尾道発のしまなみ海道サイクリングは、広島県境を超えた最初の島の大三島までが1日コース。各島の橋の前後以外は比較的平坦な海岸沿いを走り、多島美を眺めながらの爽快なサイクリングが楽しめます。耕三寺や大山祇神社といった、名刹も見どころ。自然美と歴史的景観をめぐる、変化に富んだコースです。
向島の市街地を抜けると海峡沿いの島風景の中へ
起点は尾道駅で、向島へは3航路ある渡船の中から尾道渡船を利用。向島は大林宣彦監督の尾道新三部作の映画『あした』の舞台で、兼吉渡場にはロケに使われた「兼吉バス待合所」が残っています。向島へ渡るとしばらくは市街を走行、御幸瀬戸に突き当たって折れると、ときおり漁船が航行する海峡ののどかな風景が続いていきます。
漁船の船溜まりが続いた先、瀬戸をまたぐ橋は、対岸の岩子島を結んでいる向島大橋。赤いアーチ橋をくぐった先で、正面に海が開けます。因島との間の布刈瀬戸で、沿道にはめかり鼻などの海岸景勝も。向島休憩所からは因島を結ぶ吊り橋、因島大橋の優美な姿が遠望できます。
水軍の歴史的景観から造船で栄えた名残を見て
橋の直下にある立花臨海公園で一休みしてから、因島大橋へのアプローチの上りへ。布刈瀬戸が次第に広がり、巨大な橋が目線の高さに迫ってきます。橋を渡るサイクリングロードはほぼ、車道に沿って設けられていますが、因島大橋は車道の下の橋桁内に設置。直下に布刈瀬戸を見下ろせ、トラス越しに因島の大浜埼灯台などのパノラマが楽しめます。
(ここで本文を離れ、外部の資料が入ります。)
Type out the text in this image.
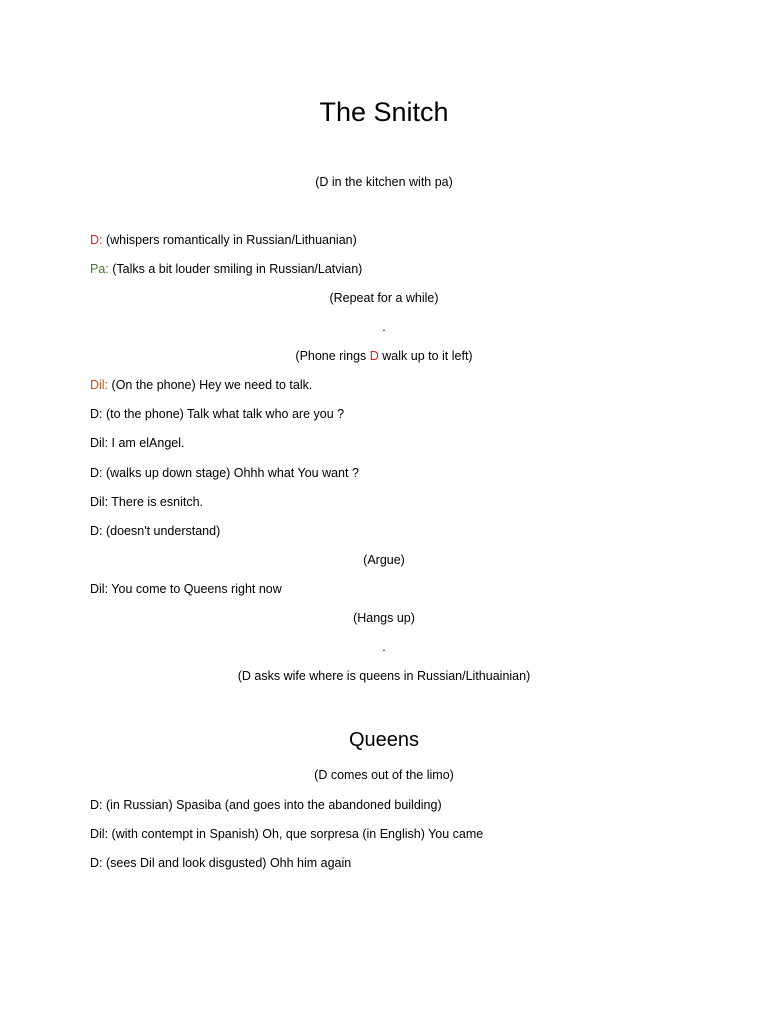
The Snitch
(D in the kitchen with pa)
D: (whispers romantically in Russian/Lithuanian)
Pa: (Talks a bit louder smiling in Russian/Latvian)
(Repeat for a while)
.
(Phone rings D walk up to it left)
Dil: (On the phone) Hey we need to talk.
D: (to the phone) Talk what talk who are you ?
Dil: I am elAngel.
D: (walks up down stage) Ohhh what You want ?
Dil: There is esnitch.
D: (doesn't understand)
(Argue)
Dil: You come to Queens right now
(Hangs up)
.
(D asks wife where is queens in Russian/Lithuainian)
Queens
(D comes out of the limo)
D: (in Russian) Spasiba (and goes into the abandoned building)
Dil: (with contempt in Spanish) Oh, que sorpresa (in English) You came
D: (sees Dil and look disgusted) Ohh him again
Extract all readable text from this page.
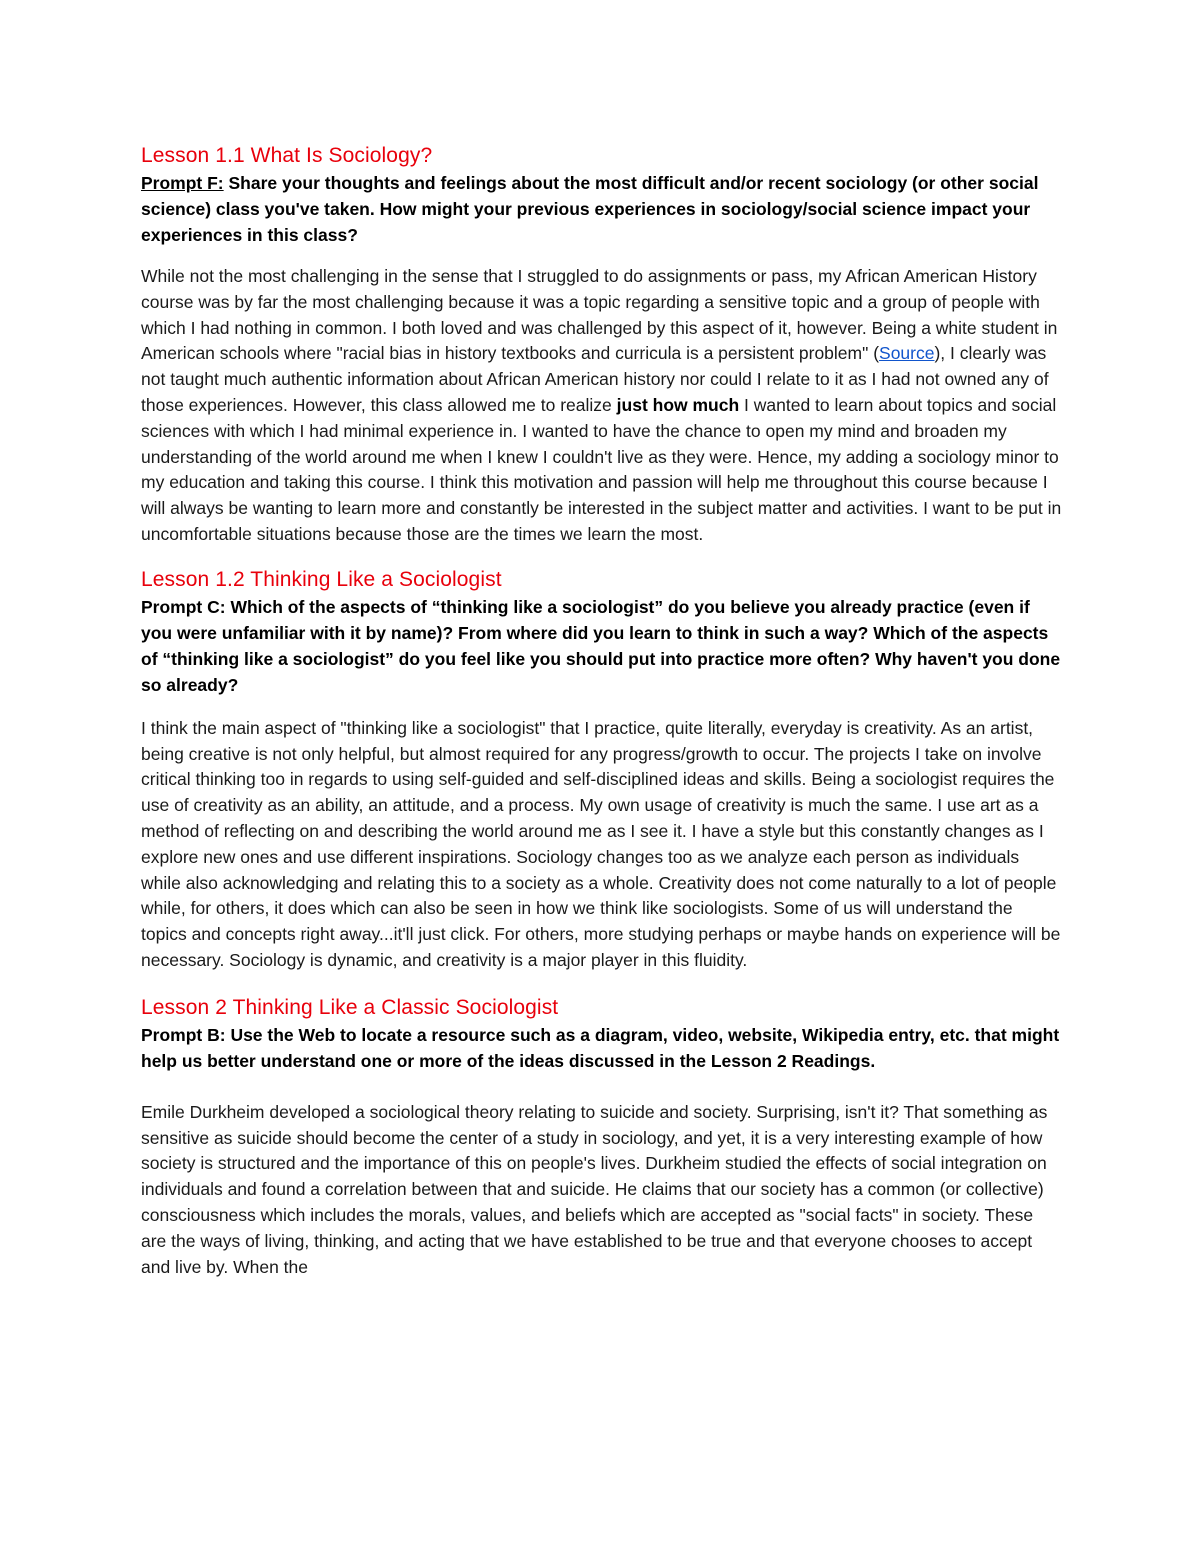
Lesson 1.1 What Is Sociology?

Prompt F: Share your thoughts and feelings about the most difficult and/or recent sociology (or other social science) class you've taken. How might your previous experiences in sociology/social science impact your experiences in this class?

While not the most challenging in the sense that I struggled to do assignments or pass, my African American History course was by far the most challenging because it was a topic regarding a sensitive topic and a group of people with which I had nothing in common. I both loved and was challenged by this aspect of it, however. Being a white student in American schools where "racial bias in history textbooks and curricula is a persistent problem" (Source), I clearly was not taught much authentic information about African American history nor could I relate to it as I had not owned any of those experiences. However, this class allowed me to realize just how much I wanted to learn about topics and social sciences with which I had minimal experience in. I wanted to have the chance to open my mind and broaden my understanding of the world around me when I knew I couldn't live as they were. Hence, my adding a sociology minor to my education and taking this course. I think this motivation and passion will help me throughout this course because I will always be wanting to learn more and constantly be interested in the subject matter and activities. I want to be put in uncomfortable situations because those are the times we learn the most.

Lesson 1.2 Thinking Like a Sociologist

Prompt C: Which of the aspects of “thinking like a sociologist” do you believe you already practice (even if you were unfamiliar with it by name)? From where did you learn to think in such a way? Which of the aspects of “thinking like a sociologist” do you feel like you should put into practice more often? Why haven't you done so already?

I think the main aspect of "thinking like a sociologist" that I practice, quite literally, everyday is creativity. As an artist, being creative is not only helpful, but almost required for any progress/growth to occur. The projects I take on involve critical thinking too in regards to using self-guided and self-disciplined ideas and skills. Being a sociologist requires the use of creativity as an ability, an attitude, and a process. My own usage of creativity is much the same. I use art as a method of reflecting on and describing the world around me as I see it. I have a style but this constantly changes as I explore new ones and use different inspirations. Sociology changes too as we analyze each person as individuals while also acknowledging and relating this to a society as a whole. Creativity does not come naturally to a lot of people while, for others, it does which can also be seen in how we think like sociologists. Some of us will understand the topics and concepts right away...it'll just click. For others, more studying perhaps or maybe hands on experience will be necessary. Sociology is dynamic, and creativity is a major player in this fluidity.

Lesson 2 Thinking Like a Classic Sociologist

Prompt B: Use the Web to locate a resource such as a diagram, video, website, Wikipedia entry, etc. that might help us better understand one or more of the ideas discussed in the Lesson 2 Readings.

Emile Durkheim developed a sociological theory relating to suicide and society. Surprising, isn't it? That something as sensitive as suicide should become the center of a study in sociology, and yet, it is a very interesting example of how society is structured and the importance of this on people's lives. Durkheim studied the effects of social integration on individuals and found a correlation between that and suicide. He claims that our society has a common (or collective) consciousness which includes the morals, values, and beliefs which are accepted as "social facts" in society. These are the ways of living, thinking, and acting that we have established to be true and that everyone chooses to accept and live by. When the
因島は戦国期の海賊・因島村上水軍が根拠地にした島で、造船でにぎわった歴史もあります。因島大橋記念公園の展望台から、長さ1270mの吊り橋を眺めてから、橋のたもとに下って因島アメニティ公園で休憩。恐竜のザウル君がシンボルの緑地公園で、白砂の海岸のしまなみビーチの間近には、無人島の四十島が浮かんでいます。
因島アメニティ公園からしばらくは、平坦な道のりを 走っていきます。鉄工団地の事業所群を過ぎると、ビニールハウスや露地栽培の畑作地帯に。さらに村上水軍ゆかりの白滝山、船溜まり、重井川、小さな峠越えと 、変化に富んだ風景が続きます。重井西港を過ぎて海沿いへ出ると、かつてのにぎわいを彷彿させます。
多島美に溶け込んだ海沿いのアートをめぐる
斜張橋の生口橋を渡った先は、生口島。島の北岸をめぐり、瀬戸田の市街へと出ます。市街の入口に構える耕三寺は「西の日光」とも称される、絢爛豪華な伽藍が見もの。東照宮陽明門の図面を基に造られた「孝養門」、宇治平等院鳳凰堂を原型とした本堂など、国内の主要な寺院のものを模した堂宇や仏像が、多数建ち並んでいます。
市街は耕三寺の門前町でもあり、昭和の商店街の風情があふれる「しおまち商店街」には、名物のタコ料理の店などの食事処も。「中華せとだ」は地元でも評判が高い町中華で、おろしにんにくがたっぷりのにんにくラーメンは、パワーチャージにもってこいです。
瀬戸田の市街を抜けると、南国風の青色の海に沿った爽快なシーサイドサイクリングに。瀬戸田ビエンナーレ(’91〜’99)で設置されたオブジェも点在、「島ごと美術館」と称して、海や海岸の風景に溶け込んでいます。瀬戸田サンセットビーチにはサイクリングターミナルが設けられ、休憩にもってこい。夕日がすばらしい浜で、黄昏時にはあたり一面がオレンジ色に染まります。